The U.A.E. is among oil exporters including Iran, Venezuela and Indonesia that are looking to shift their currency reserves into euros or price the commodity in the 12-nation currency. The dollar pared some of its losses after government data showed sales of new homes rose more than economists forecast last month.

"The report is hard evidence that diversification is happening," said Shaun Osborne, chief currency strategist at TD Securities Inc. in Toronto. "This is negative for the dollar in a broad sense as it reflects falling confidence in the currency."

The dollar fell to $1.3127 per euro at 1:33 p.m. in New York from $1.3098 yesterday. The U.S. currency also declined to 118.72 yen from 119.15. The euro traded at 155.85 yen, from 156.04, after touching a record 156.43 on Dec. 21. The dollar has declined 9.7 percent versus the euro this year and risen 0.8 percent against the yen.

The U.A.E. will switch 8 percent of its foreign-exchange reserves from dollars into euros before September, U.A.E. Central Bank Governor Sultan Bin Nasser al-Suwaidi said during a Dec. 24 interview in Abu Dhabi. The U.A.E. has started "in a limited way" to sell part of its dollar reserves, he said.

The total value of the U.A.E.'s current reserves is $24.9 billion, 98 percent in dollars and 2 percent in euros, al-Suwaidi said.

The share of foreign-exchange deposits held in dollars by OPEC oil producers, including Saudi Arabia and the U.A.E., fell to a two-year low of 65 percent during the second quarter, from 67 percent in the first quarter, Bank for International Settlements figures released earlier this month show.

China slowed purchases of Treasuries in the last two years even as its foreign exchange reserves surpassed $1 trillion, the largest in the world. Central banks in Russia, Switzerland and New Zealand are diversifying away from the dollar and into yen after the Japanese currency reached a 10-month low against its biggest trading partners in October.

"It's the first time we've actually seen some numbers behind" their statements, said C.J. Gavsie, vice president of North American foreign exchange sales at BMO Capital Markets in Toronto. "It's adding force to dollar weakness going forward."

The dollar pared some of its losses after a government report showed sales of new homes rose to an annual rate of 1.047 million last month from a revised 1.013 million in October.
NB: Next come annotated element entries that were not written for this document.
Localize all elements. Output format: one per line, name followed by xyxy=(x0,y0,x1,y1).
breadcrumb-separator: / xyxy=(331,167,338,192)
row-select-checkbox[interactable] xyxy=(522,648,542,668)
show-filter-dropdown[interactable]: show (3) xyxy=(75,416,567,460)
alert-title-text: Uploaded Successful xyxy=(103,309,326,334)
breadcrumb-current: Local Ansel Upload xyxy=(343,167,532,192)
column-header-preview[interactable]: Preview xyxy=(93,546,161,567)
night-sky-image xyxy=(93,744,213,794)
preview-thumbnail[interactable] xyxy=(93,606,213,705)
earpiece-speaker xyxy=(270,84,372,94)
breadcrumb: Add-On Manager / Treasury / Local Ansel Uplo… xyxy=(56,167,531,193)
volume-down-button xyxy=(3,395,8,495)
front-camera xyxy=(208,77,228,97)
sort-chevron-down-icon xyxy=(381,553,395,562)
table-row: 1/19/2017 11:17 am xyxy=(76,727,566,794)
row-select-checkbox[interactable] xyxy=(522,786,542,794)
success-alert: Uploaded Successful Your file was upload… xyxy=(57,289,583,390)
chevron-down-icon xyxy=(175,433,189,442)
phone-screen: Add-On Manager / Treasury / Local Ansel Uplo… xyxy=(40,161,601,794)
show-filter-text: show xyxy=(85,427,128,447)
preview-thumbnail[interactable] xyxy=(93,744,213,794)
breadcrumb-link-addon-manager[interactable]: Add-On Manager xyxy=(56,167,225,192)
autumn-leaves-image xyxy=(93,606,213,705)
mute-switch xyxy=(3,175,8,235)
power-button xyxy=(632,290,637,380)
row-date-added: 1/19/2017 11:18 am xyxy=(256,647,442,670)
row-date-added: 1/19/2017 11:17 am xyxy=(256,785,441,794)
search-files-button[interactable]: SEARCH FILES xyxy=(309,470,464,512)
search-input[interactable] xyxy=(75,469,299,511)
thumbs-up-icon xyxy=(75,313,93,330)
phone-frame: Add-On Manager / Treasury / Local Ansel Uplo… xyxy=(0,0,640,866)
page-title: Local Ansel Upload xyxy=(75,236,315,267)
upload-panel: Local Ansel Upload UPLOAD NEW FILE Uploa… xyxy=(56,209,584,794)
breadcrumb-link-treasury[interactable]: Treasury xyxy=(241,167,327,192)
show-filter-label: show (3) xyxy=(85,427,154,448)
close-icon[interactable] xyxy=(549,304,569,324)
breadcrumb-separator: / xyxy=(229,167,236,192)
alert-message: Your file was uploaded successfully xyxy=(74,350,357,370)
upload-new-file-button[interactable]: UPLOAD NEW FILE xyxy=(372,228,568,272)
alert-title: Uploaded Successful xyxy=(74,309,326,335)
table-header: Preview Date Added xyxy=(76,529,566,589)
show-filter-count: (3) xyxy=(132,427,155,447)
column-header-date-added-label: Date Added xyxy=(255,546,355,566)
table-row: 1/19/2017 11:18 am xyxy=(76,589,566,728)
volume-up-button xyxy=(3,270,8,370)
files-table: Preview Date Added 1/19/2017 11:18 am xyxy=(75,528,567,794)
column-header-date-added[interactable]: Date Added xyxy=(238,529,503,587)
It compared with the median forecast of 1.018 million in a Bloomberg survey.

"The housing market stopped deteriorating," said Brian Dolan, research director at, a unit of online currency trading firm Gain Capital in Bedminster, New Jersey, which has about $250 million worth of funds under management. "The report points to some resilience in the housing sector. I am in the dollar bull camp."
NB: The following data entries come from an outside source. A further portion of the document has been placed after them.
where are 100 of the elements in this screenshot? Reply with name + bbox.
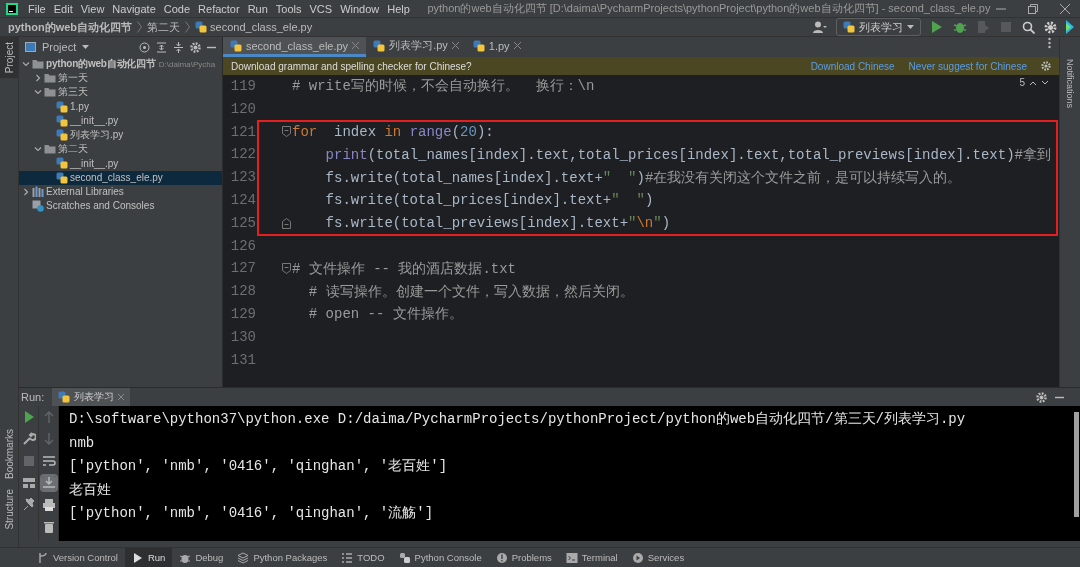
run-config-dropdown[interactable]: 列表学习 [836, 18, 921, 36]
chevron-down-icon[interactable] [34, 88, 42, 97]
console-line: nmb [69, 433, 96, 453]
settings-icon[interactable] [1041, 61, 1051, 71]
chevron-down-icon[interactable] [1041, 79, 1049, 86]
menu-item[interactable]: View [76, 2, 109, 15]
menu-item[interactable]: Run [243, 2, 272, 15]
menu-item[interactable]: Tools [271, 2, 306, 15]
menu-item[interactable]: Refactor [194, 2, 244, 15]
tree-item[interactable]: __init__.py [19, 113, 222, 128]
chevron-up-icon[interactable] [1029, 79, 1037, 86]
close-icon[interactable] [513, 42, 521, 49]
tool-window-button[interactable]: Debug [172, 548, 231, 567]
menu-item[interactable]: Code [159, 2, 195, 15]
close-icon[interactable] [451, 42, 459, 49]
caret-icon[interactable] [82, 45, 90, 49]
tool-window-button[interactable]: Run [124, 548, 173, 567]
tool-window-tab[interactable]: Notifications [1065, 59, 1075, 109]
menu-item[interactable]: Help [383, 2, 414, 15]
tool-window-button[interactable]: Problems [488, 548, 559, 567]
breadcrumb-item[interactable]: python的web自动化四节 [8, 19, 133, 35]
code-line: print(total_names[index].text,total_prices[index].text,total_previews[index].text)#拿到 [324, 145, 1051, 164]
tree-item[interactable]: __init__.py [19, 156, 222, 171]
scrollbar-thumb[interactable] [1074, 412, 1079, 517]
terminal-icon [565, 551, 578, 564]
fold-icon[interactable] [281, 217, 291, 229]
hide-icon[interactable] [207, 45, 216, 49]
tree-item[interactable]: second_class_ele.py [19, 170, 222, 185]
scroll-end-icon[interactable] [41, 476, 56, 490]
app-logo-icon [6, 2, 18, 15]
tool-window-button[interactable]: Version Control [30, 548, 125, 567]
tool-window-button[interactable]: Python Packages [230, 548, 335, 567]
chevron-down-icon[interactable] [34, 145, 42, 154]
notification-link[interactable]: Download Chinese [810, 60, 895, 72]
editor-tab[interactable]: 1.py [465, 37, 528, 57]
tree-item[interactable]: 列表学习.py [19, 127, 222, 143]
tree-item[interactable]: 第二天 [19, 142, 222, 157]
run-label: Run: [21, 391, 45, 403]
tree-item[interactable]: python的web自动化四节 D:\daima\Pycha [19, 57, 222, 72]
fold-icon[interactable] [281, 126, 291, 138]
print-icon[interactable] [41, 498, 56, 512]
chevron-right-icon[interactable] [22, 187, 30, 196]
soft-wrap-icon[interactable] [41, 454, 56, 468]
tree-item[interactable]: Scratches and Consoles [19, 198, 222, 214]
editor-tab[interactable]: 列表学习.py [366, 37, 466, 57]
breadcrumb-item[interactable]: second_class_ele.py [210, 21, 313, 33]
bug-icon[interactable] [953, 20, 967, 34]
run-icon[interactable] [930, 20, 944, 34]
layout-icon[interactable] [21, 476, 36, 490]
menu-item[interactable]: VCS [305, 2, 337, 15]
panel-title[interactable]: Project [42, 41, 77, 53]
tool-window-button[interactable]: Services [624, 548, 692, 567]
problem-count[interactable]: 5 [1019, 77, 1025, 88]
pin-icon[interactable] [21, 498, 36, 512]
menu-item[interactable]: Navigate [108, 2, 160, 15]
library-icon [32, 186, 44, 198]
tool-window-button[interactable]: Terminal [558, 548, 625, 567]
fold-icon[interactable] [281, 263, 291, 275]
editor-tab[interactable]: second_class_ele.py [223, 37, 367, 57]
tree-label: 第三天 [58, 85, 88, 100]
hide-icon[interactable] [1055, 395, 1064, 399]
settings-icon[interactable] [1036, 391, 1047, 403]
tool-window-tab[interactable]: Bookmarks [0, 424, 18, 485]
notification-link[interactable]: Never suggest for Chinese [908, 60, 1027, 72]
tool-window-button[interactable]: Python Console [391, 548, 489, 567]
search-icon[interactable] [1022, 20, 1035, 34]
trash-icon[interactable] [41, 520, 56, 534]
tool-window-button[interactable]: TODO [334, 548, 392, 567]
close-icon[interactable] [1060, 3, 1070, 14]
python-file-icon [56, 157, 68, 170]
python-file-icon [373, 39, 386, 52]
menu-item[interactable]: File [24, 2, 50, 15]
user-icon[interactable] [813, 21, 827, 33]
tool-window-tab[interactable]: Project [0, 37, 18, 79]
tree-item[interactable]: External Libraries [19, 184, 222, 199]
more-icon[interactable] [1048, 37, 1051, 49]
wrench-icon[interactable] [21, 432, 36, 446]
chevron-down-icon[interactable] [22, 60, 30, 69]
line-number: 121 [229, 122, 257, 142]
breadcrumb-chevron-icon [137, 21, 143, 33]
breadcrumb-item[interactable]: 第二天 [147, 19, 181, 35]
locate-icon[interactable] [139, 41, 150, 53]
expand-all-icon[interactable] [156, 41, 167, 53]
folder-icon [44, 73, 56, 84]
tree-item[interactable]: 第三天 [19, 85, 222, 100]
toolbox-icon[interactable] [1066, 20, 1074, 34]
python-file-icon [843, 21, 855, 33]
tool-window-tab[interactable]: Structure [0, 484, 18, 535]
tree-item[interactable]: 第一天 [19, 71, 222, 86]
python-file-icon [58, 391, 71, 403]
menu-item[interactable]: Edit [49, 2, 77, 15]
settings-icon[interactable] [190, 41, 201, 53]
restore-icon[interactable] [1028, 3, 1038, 14]
menu-item[interactable]: Window [336, 2, 384, 15]
run-tab[interactable]: 列表学习 [52, 388, 131, 406]
tree-item[interactable]: 1.py [19, 99, 222, 114]
settings-icon[interactable] [1044, 20, 1057, 34]
chevron-right-icon[interactable] [34, 74, 42, 83]
code-line: # 读写操作。创建一个文件，写入数据，然后关闭。 [307, 282, 634, 301]
collapse-all-icon[interactable] [173, 41, 184, 53]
The Fed has left borrowing costs at 5.25 percent for the past four policy meetings, after a two-year cycle of rate increases. The European Central Bank has raised rates six times in a year, to 3.5 percent. The Bank of Japan lifted its benchmark in July for the first time in almost six years, to 0.25 percent.

Interest-rate futures show traders see a 23 percent chance the Fed will lower its overnight target lending rate between banks by a quarter-percentage point to 5 percent in March, down from a 28 percent likelihood before the report. The odds are up from 11 percent on Dec. 14.

The yen also gained against the dollar and the euro after a Jiji Press report suggested the BOJ will push rates higher at its January meeting because of better-than-expected data yesterday.

"The Jiji report is spurring yen buying," said Nobuo Ibaraki, deputy general manager of foreign exchange at Nomura Trust & Banking Co. Ltd., a unit of Japan's largest brokerage. "Expectations for an interest-rate hike had receded. So the Jiji report will have a big impact on the yen." Japan's currency may strengthen to 118 per dollar today, he said.

Jiji correctly predicted 10 days before the BOJ's meeting last week that policy makers would keep rates unchanged. The central bank will consider lifting the benchmark to 0.5 percent from 0.25 percent when it announces its next decision on Jan. 18, Jiji Press reported, citing unnamed sources.

Slovakia's koruna is the world's top-performing currency this year, rising 22 percent against the dollar. Iceland's krona is the biggest loser, dropping about 12 percent.